August 22, 2017

Mother of the Bride

My daughter married her sweetheart this past June. As you can see, we felt full of joy (that's as joyful as Himself ever looks when someone makes him wear a suit and tie)...

 I was overwhelmed by the majesty of this bride, my deep love for our new son-in-law, and their willingness to stand beneath the chuppah with my own beloved Rabbi Diana.
My return trip back up the aisle ended with my head buried against  my own beloved's mighty chest, sobbing for reasons I still can not explain.

While I enjoyed my fleeting status as Mother of the Bride, I admit that I mostly felt confused about what I was supposed to do. After all, this bride is 31 and runs one of Chicago's premier restaurant corporations. Her name opens slots in reservation books, triggers an onslaught of unordered appetizers and desserts "from the Chef," and results in a check that is two decimal places to the left of what it should be.

Me, I still don't know for sure which side the forks go on.

This bride is surrounded by girlfriends her own age who love her fiercely AND who know their way around stuff like karaoke bashes, nail artists,and after parties.
My version of an after-party is unhooking my bra and climbing into bed at 9 pm with two dogs and a British mystery.

Most of these women entered my life as preteens in Joe Boxer pajamas glued to scary movies rented by the dozen from Blockbuster. We cherish one another and while they lovingly included me wherever appropriate, it felt strange that on this most momentous occasion of my daughter's life, it was clear that I was not of Them. Yeah, I could be disqualified from their company just on the basis of their fresh skin and lovely bodies. But there's more: they know my daughter in ways that I never will.  That is as it should be. After all, she doesn't know what my own dear friends know about me.

Nor should she.

I just never saw it so clearly before.

So only now, two months later, do I see that her wedding was a momentous occasion in my life as well. The moment I came face to face with my daughter completely separate from myself, completely separate from all the memories stacked up within my heart, in the place called "motherhood."

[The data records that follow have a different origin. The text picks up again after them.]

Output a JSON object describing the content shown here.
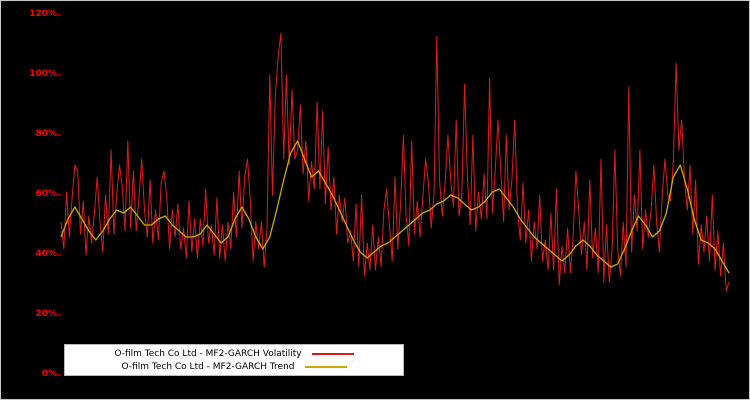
{
  "chart_data": {
    "type": "line",
    "title": "",
    "xlabel": "",
    "ylabel": "",
    "ylim": [
      0,
      120
    ],
    "grid": false,
    "legend_position": "bottom-left",
    "yticks": [
      0,
      20,
      40,
      60,
      80,
      100,
      120
    ],
    "ytick_labels": [
      "0%",
      "20%",
      "40%",
      "60%",
      "80%",
      "100%",
      "120%"
    ],
    "axis_label_color": "#ff0000",
    "background_color": "#000000",
    "series": [
      {
        "name": "O-film Tech Co Ltd - MF2-GARCH Volatility",
        "color": "#dd1c1a",
        "stroke_width": 1,
        "values": [
          51,
          42,
          61,
          46,
          59,
          70,
          68,
          47,
          58,
          40,
          53,
          44,
          54,
          66,
          51,
          41,
          60,
          47,
          75,
          47,
          60,
          70,
          63,
          48,
          78,
          49,
          68,
          48,
          59,
          72,
          55,
          46,
          65,
          44,
          55,
          45,
          64,
          68,
          59,
          42,
          55,
          46,
          57,
          42,
          49,
          39,
          58,
          41,
          52,
          39,
          52,
          43,
          62,
          44,
          50,
          40,
          59,
          39,
          50,
          38,
          51,
          42,
          61,
          46,
          68,
          49,
          66,
          72,
          58,
          38,
          51,
          42,
          51,
          36,
          49,
          100,
          60,
          93,
          106,
          114,
          72,
          100,
          70,
          95,
          72,
          75,
          90,
          67,
          78,
          58,
          71,
          62,
          91,
          62,
          88,
          57,
          76,
          55,
          66,
          47,
          60,
          51,
          59,
          44,
          48,
          38,
          57,
          36,
          60,
          33,
          44,
          35,
          50,
          35,
          46,
          36,
          55,
          62,
          50,
          38,
          66,
          42,
          57,
          80,
          53,
          43,
          78,
          47,
          58,
          46,
          59,
          72,
          64,
          49,
          60,
          113,
          65,
          53,
          64,
          80,
          65,
          56,
          85,
          53,
          60,
          97,
          66,
          50,
          80,
          48,
          61,
          52,
          67,
          52,
          99,
          54,
          68,
          85,
          68,
          51,
          80,
          55,
          65,
          85,
          55,
          45,
          64,
          44,
          55,
          38,
          51,
          42,
          60,
          38,
          45,
          35,
          54,
          35,
          62,
          30,
          43,
          34,
          49,
          34,
          46,
          68,
          55,
          40,
          51,
          35,
          65,
          39,
          49,
          34,
          72,
          31,
          50,
          31,
          42,
          75,
          42,
          33,
          51,
          36,
          96,
          41,
          60,
          48,
          75,
          42,
          55,
          46,
          55,
          70,
          51,
          41,
          60,
          72,
          60,
          58,
          71,
          104,
          75,
          85,
          65,
          55,
          70,
          47,
          65,
          37,
          50,
          41,
          53,
          38,
          60,
          35,
          48,
          33,
          44,
          28,
          31
        ]
      },
      {
        "name": "O-film Tech Co Ltd - MF2-GARCH Trend",
        "color": "#ccaa00",
        "stroke_width": 1.3,
        "values": [
          46,
          52,
          56,
          52,
          48,
          45,
          48,
          52,
          55,
          54,
          56,
          53,
          50,
          50,
          52,
          53,
          50,
          48,
          46,
          46,
          47,
          50,
          47,
          44,
          46,
          52,
          56,
          52,
          46,
          42,
          46,
          55,
          65,
          74,
          78,
          72,
          66,
          68,
          64,
          60,
          55,
          50,
          45,
          41,
          39,
          41,
          43,
          44,
          46,
          48,
          50,
          52,
          54,
          55,
          57,
          58,
          60,
          59,
          57,
          55,
          56,
          58,
          61,
          62,
          59,
          56,
          52,
          49,
          46,
          44,
          42,
          40,
          38,
          40,
          43,
          45,
          43,
          40,
          38,
          36,
          37,
          42,
          48,
          53,
          50,
          46,
          48,
          54,
          66,
          70,
          62,
          52,
          45,
          44,
          42,
          38,
          34
        ]
      }
    ]
  },
  "legend": {
    "items": [
      {
        "label": "O-film Tech Co Ltd - MF2-GARCH Volatility",
        "color": "#dd1c1a"
      },
      {
        "label": "O-film Tech Co Ltd - MF2-GARCH Trend",
        "color": "#ccaa00"
      }
    ]
  }
}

Being able to say goodbye to my delusion of primacy in her life has opened me to a new world.  A world where It turns out my little Thing One is her own woman. Beautiful and poised,  compassionate and deeply committed to everyone she loves.

And now, I would like you to meet her: Elana Stefanie Green Kopp.


  1. Joy, love and beauty beaming from these photos: Mother, Bride, Father, Husband, Friends, united in happiness. Simply, looking at these photos of this most special day is to celebrate family, the future and love abounding. Elana glows in her beauty and happiness. You, dear Mother of the Bride glow in your love and pride and may I say that you both have the most terrific sense of shoe styles. Thanks for letting us share in this day of coming together.

  2. Thanks, Marti. Yeah, we both dig shoes but I have noticed an inverse relationship between the age of the wearer and the height of the heels.

  3. as always, you find the deep heart, and write that, exquisitely and with a straight forward lean....

    it's something, isn't it. how they have always been who they Are but
    then suddenly become full bloom.

    Beauty FULL daughter, Beauty full You...may all things Good Unfold.

    1. When I'm writing, I really do see you sitting across from me, saying "what is the REAL truth here?"

      Maybe they are always in bloom, its just that the watchers can finally see.

  4. Julie, I came across you blog and saw this entry about Elana's wedding, which moved me to tears. Mazal tov -- to her and her beloved, and to you. Quite an amazing journey! May it continue and be blessed with much, much joy! Marc Margolius

    1. Oh my oh my oh my. How wonderful to hear from you after so many years--I see your name often as I make my way through the many offerings at IJS and have wanted to connect often. Your words mean so much to me, particularly since you were there when she entered the mikvah as a baby!!! And now it ust occurs to me you may not even know you know me from Beth Am days, where I was Julie Green!


  5. As always you are able to put into words what truly matters. With your specific brand of humor and compassion, making the whole not only personal but universal as well. I feel as if I know you and yours more and more. Love to you

  6. How lovely your daughter is and how proud you must be, even as you detach from your "delusion of primacy". It is so hard to know where the boundaries are in a mother/child relationship, especially because they continue to shift as the child grows and matures. I am glad that you have a clearer view of yourself in your daughter's life now and very glad that you were able to share such a joyful day. My best wishes to the happy couple!

    1. Thanks, Dana. I am actually now pretty well adjusted (using the term loosely)and simply besotted with how much life there is beyond motherhood.